Palavras-chave: Feminicídio; Crime; Violência; Doméstica; Mulher.
ABSTRACT: The present work aims to analyze Law nº 13.104 of 2015, which amended the Brazilian Penal Code, establishing a new specific aggravating factor for homicide: femicide, which is the homicide committed against a woman as a result of gender discrimination, that is, due to her social condition of a woman, and may also be motivated by or concomitant with domestic violence. This Law brings a significant increase in the penalty, which makes it greater for simple homicide that can carry sentences of 6 to 20 years of imprisonment, while qualified homicides can lead the convict to serve from 12 to 30 years of imprisonment, in addition to being also a heinous crime, admitting only the attempt of violence or homicide. For the development of this article, bibliographic resources were used as a methodology, initially addressing the concept of the term violence, the concept and origin of femicide, ending with a brief study of the Law.

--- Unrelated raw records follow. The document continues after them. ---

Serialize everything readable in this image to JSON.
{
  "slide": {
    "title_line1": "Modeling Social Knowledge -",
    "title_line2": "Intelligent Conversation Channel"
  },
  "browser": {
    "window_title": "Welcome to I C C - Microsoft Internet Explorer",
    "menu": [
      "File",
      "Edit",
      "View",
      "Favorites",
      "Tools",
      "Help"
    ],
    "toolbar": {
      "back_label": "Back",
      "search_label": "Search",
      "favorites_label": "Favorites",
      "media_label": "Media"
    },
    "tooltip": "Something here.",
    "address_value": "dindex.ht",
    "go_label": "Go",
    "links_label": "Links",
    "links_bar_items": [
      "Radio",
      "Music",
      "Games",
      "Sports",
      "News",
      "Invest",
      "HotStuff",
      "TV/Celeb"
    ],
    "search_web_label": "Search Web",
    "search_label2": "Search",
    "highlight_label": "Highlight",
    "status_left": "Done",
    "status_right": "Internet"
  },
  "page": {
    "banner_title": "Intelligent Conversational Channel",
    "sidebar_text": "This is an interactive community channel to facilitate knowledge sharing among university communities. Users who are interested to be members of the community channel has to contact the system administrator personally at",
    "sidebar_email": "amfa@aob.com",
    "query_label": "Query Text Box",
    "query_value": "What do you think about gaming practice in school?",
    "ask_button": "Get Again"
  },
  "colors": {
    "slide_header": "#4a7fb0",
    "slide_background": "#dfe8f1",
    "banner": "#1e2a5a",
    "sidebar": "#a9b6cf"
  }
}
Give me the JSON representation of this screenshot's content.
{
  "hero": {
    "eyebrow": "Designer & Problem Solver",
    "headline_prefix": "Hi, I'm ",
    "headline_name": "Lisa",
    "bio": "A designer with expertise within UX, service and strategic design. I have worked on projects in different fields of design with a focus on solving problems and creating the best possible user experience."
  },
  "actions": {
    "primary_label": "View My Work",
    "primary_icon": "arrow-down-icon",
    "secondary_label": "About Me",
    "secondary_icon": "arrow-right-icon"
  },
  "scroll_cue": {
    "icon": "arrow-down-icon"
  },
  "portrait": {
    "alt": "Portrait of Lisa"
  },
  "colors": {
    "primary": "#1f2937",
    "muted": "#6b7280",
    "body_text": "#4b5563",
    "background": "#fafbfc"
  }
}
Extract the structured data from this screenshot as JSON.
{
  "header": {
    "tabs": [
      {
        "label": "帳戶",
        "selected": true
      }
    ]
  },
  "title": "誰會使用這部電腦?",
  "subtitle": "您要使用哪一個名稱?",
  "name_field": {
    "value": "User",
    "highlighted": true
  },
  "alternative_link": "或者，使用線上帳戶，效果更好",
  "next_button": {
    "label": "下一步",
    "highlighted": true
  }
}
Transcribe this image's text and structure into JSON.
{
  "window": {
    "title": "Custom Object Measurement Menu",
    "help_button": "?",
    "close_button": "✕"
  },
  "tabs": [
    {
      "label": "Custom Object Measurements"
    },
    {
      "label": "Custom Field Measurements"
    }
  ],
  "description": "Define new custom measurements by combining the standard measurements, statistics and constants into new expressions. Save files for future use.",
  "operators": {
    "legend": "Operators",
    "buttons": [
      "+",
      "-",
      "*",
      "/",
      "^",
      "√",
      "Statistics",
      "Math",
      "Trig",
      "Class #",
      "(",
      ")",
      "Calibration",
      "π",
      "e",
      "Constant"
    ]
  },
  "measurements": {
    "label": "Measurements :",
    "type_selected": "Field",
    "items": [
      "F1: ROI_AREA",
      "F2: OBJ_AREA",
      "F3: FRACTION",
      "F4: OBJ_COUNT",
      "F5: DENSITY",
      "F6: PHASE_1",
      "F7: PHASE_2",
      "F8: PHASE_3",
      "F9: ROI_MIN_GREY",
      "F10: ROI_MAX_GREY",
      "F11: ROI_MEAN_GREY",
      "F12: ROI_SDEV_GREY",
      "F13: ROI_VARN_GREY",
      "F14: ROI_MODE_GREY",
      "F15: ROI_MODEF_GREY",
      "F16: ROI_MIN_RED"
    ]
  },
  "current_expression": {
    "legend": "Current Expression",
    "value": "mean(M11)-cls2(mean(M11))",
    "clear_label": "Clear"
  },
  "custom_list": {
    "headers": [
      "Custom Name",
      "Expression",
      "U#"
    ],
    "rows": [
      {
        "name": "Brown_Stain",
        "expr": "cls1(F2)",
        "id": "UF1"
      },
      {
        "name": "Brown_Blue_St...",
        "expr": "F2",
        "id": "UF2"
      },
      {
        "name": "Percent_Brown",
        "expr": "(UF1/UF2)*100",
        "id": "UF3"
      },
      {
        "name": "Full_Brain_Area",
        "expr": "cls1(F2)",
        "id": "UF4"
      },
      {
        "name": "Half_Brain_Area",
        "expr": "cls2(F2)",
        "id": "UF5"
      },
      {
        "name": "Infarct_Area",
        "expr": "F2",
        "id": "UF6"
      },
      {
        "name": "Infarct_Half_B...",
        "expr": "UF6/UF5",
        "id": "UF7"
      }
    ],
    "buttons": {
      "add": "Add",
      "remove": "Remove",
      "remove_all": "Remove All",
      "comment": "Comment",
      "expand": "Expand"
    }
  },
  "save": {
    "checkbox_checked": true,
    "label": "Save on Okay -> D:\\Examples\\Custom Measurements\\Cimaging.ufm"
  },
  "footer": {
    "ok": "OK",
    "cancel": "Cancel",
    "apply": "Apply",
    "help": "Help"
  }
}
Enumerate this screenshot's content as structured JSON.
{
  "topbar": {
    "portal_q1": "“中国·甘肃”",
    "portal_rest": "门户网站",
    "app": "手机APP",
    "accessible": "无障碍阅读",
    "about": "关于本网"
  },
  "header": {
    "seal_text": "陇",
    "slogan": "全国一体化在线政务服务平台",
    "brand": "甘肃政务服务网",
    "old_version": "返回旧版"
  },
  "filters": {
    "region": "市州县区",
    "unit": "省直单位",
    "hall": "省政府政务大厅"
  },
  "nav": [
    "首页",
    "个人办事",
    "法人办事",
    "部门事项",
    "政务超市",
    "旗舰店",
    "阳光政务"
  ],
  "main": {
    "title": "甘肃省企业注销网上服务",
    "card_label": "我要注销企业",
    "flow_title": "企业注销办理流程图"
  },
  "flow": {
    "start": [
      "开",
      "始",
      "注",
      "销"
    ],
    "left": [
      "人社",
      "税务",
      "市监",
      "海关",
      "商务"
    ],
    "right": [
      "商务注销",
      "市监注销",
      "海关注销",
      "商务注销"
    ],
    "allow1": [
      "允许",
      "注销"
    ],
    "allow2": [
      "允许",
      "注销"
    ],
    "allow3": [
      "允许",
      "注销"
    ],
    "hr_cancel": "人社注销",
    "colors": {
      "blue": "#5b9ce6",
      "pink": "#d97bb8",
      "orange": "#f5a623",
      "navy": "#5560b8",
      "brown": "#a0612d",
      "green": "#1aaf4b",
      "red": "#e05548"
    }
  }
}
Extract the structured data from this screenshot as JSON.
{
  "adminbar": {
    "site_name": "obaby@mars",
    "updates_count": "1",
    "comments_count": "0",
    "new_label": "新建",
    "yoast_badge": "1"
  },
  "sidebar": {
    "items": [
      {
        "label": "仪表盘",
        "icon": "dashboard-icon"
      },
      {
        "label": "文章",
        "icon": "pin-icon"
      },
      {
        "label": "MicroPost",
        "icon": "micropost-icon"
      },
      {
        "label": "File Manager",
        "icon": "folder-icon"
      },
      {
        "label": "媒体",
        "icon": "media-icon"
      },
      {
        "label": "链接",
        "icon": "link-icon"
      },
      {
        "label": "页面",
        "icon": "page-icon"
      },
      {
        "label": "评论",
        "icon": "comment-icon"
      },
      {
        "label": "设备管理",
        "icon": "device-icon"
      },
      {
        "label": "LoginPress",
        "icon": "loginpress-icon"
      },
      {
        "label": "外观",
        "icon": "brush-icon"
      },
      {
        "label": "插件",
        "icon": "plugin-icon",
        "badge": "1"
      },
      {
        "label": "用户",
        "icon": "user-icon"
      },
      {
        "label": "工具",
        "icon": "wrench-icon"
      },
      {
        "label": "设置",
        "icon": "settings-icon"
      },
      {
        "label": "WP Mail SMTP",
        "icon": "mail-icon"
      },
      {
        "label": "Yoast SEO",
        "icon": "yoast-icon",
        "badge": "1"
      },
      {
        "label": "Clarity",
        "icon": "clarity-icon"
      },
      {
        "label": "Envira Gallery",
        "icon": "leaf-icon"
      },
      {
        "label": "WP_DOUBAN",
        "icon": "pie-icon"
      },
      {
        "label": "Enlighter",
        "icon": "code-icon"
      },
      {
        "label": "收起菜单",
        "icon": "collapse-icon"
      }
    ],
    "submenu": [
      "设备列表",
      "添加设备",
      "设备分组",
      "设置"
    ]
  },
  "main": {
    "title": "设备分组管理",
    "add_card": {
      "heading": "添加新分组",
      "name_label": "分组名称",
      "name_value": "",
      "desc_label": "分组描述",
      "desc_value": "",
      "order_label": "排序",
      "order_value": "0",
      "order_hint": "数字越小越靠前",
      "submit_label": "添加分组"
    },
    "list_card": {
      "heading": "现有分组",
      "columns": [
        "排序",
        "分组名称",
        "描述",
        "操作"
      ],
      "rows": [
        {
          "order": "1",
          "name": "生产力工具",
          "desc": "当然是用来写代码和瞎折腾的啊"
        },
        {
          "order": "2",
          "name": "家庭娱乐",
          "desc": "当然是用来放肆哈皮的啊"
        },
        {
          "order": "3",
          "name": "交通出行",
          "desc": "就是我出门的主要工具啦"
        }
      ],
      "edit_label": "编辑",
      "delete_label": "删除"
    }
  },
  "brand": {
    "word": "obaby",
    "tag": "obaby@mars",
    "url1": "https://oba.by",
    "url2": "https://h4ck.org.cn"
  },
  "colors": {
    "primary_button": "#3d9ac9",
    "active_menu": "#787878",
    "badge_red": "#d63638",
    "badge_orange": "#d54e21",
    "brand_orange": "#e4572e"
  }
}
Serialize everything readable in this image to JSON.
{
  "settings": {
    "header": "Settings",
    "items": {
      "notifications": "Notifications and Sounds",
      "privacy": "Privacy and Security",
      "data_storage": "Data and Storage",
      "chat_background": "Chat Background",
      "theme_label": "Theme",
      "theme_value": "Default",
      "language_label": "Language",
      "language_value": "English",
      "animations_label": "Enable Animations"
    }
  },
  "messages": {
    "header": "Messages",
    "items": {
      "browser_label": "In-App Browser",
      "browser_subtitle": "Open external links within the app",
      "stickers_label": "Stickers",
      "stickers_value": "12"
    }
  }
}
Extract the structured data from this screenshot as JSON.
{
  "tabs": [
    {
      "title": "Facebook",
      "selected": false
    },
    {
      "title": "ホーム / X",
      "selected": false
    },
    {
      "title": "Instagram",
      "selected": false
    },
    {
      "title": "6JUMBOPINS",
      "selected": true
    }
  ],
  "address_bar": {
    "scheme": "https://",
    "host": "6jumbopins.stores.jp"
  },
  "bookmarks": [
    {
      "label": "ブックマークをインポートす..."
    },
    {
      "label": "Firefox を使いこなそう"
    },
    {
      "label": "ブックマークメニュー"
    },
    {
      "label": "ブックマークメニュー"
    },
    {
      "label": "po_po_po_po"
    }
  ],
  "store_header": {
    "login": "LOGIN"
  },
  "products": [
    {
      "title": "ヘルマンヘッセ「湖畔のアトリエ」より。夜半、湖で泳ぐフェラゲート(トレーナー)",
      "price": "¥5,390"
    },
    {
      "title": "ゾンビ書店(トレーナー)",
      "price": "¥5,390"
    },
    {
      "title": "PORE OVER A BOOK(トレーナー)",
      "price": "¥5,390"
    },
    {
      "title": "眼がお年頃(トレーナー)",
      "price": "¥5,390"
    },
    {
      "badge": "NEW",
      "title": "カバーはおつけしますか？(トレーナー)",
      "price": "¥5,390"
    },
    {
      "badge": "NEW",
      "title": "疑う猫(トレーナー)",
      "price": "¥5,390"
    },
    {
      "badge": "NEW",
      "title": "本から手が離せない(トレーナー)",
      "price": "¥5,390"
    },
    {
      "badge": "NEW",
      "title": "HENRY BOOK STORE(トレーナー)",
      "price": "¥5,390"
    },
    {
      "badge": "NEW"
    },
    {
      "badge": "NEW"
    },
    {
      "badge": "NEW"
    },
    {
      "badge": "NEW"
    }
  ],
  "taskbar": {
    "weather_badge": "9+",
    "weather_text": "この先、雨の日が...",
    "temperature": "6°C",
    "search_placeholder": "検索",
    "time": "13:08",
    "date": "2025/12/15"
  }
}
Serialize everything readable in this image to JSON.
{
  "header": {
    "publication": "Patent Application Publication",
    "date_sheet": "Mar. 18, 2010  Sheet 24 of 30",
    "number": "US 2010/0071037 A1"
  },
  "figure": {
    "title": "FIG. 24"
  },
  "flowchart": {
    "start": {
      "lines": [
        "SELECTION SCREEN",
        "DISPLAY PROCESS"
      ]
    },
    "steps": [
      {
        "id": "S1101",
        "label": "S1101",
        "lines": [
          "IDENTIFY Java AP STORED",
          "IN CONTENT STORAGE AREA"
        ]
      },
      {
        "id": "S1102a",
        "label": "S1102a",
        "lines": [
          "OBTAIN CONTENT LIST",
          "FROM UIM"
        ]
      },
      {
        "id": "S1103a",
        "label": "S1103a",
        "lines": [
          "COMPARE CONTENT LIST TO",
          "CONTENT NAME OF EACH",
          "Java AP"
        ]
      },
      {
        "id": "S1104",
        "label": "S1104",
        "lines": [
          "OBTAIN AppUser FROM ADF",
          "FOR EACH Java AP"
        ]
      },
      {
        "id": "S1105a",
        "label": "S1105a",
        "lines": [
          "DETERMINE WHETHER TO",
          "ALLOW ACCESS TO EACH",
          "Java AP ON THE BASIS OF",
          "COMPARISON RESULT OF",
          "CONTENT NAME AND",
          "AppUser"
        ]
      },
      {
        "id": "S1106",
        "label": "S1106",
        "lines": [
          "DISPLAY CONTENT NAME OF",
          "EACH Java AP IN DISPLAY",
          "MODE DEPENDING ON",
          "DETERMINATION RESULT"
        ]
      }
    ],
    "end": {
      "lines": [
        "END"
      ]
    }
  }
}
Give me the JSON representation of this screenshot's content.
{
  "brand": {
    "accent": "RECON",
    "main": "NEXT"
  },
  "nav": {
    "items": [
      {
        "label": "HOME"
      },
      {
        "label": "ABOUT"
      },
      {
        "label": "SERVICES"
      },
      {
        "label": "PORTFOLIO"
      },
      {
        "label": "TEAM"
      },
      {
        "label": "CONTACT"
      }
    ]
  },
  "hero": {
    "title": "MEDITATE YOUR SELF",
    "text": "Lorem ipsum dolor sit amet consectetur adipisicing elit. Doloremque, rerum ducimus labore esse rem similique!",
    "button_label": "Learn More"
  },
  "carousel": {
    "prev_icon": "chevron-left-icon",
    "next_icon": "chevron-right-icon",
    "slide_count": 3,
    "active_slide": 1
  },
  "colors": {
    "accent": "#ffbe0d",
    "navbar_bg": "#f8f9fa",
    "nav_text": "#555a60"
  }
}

Keywords: Femicide; Crime; Domestic violence; Woman
Este trabalho tem como ideia principal analisar e discutir os impactos trazidos do ponto de vista jurídico com a implementação da qualificadora do feminicídio ao delito de homicídio, bem como, verificar os benefícios trazidos pela Lei no 13.104 de 2015 de forma a proteger de maneira mais específica as mulheres da violência pautada no gênero, pois a violência se configura como uso intencional da força física ou do poder real ou em ameaça, contra si próprio, contra outra pessoa, ou contra um grupo ou uma comunidade, que resulte ou tenha qualquer possibilidade de resultar em lesão, morte, dano psicológico, deficiência de desenvolvimento ou privação.
Um grande passo para a criação da Lei de Feminicídio foi o reconhecimento de um vácuo significativo a proteção da vida das mulheres da famosa Lei 11.340/06 mais conhecida como Lei Maria da Penha que prevê medidas protetivas de urgência em favor da vítima para interromper o ciclo de violência vivenciado, bem como cria medidas integradas de prevenção e repressão à violência que envolve vários setores da sociedade civil e as três esferas administrativas e de poder.
A Lei de Feminicídio introduz uma nova categoria de homicídio no Código Penal brasileiro a chamada seção qualificadora do homicídio simples, o que torna a pena maior, bem como, também faz alterações a Lei nº 8.072/90 dos Crimes Hediondos, colocando o feminicídio como um crime hediondo, o que faz com que o ritual do julgamento seja dado especialmente por um Tribunal do Júri mais conhecido como júri popular.
2. FORMAS DE VIOLÊNCIA
A violência contra a mulher não se inicia com a agressão física, na maioria dos casos ela começa com a violência verbal ou moral fragilizando e debilitando a vítima para que ela não oponha resistência quando for praticada a violência física, que pode ser praticada tanto pelo companheiro quanto por familiares, e em situação da condição de ser mulher pode ser praticada até mesmo por um desconhecido.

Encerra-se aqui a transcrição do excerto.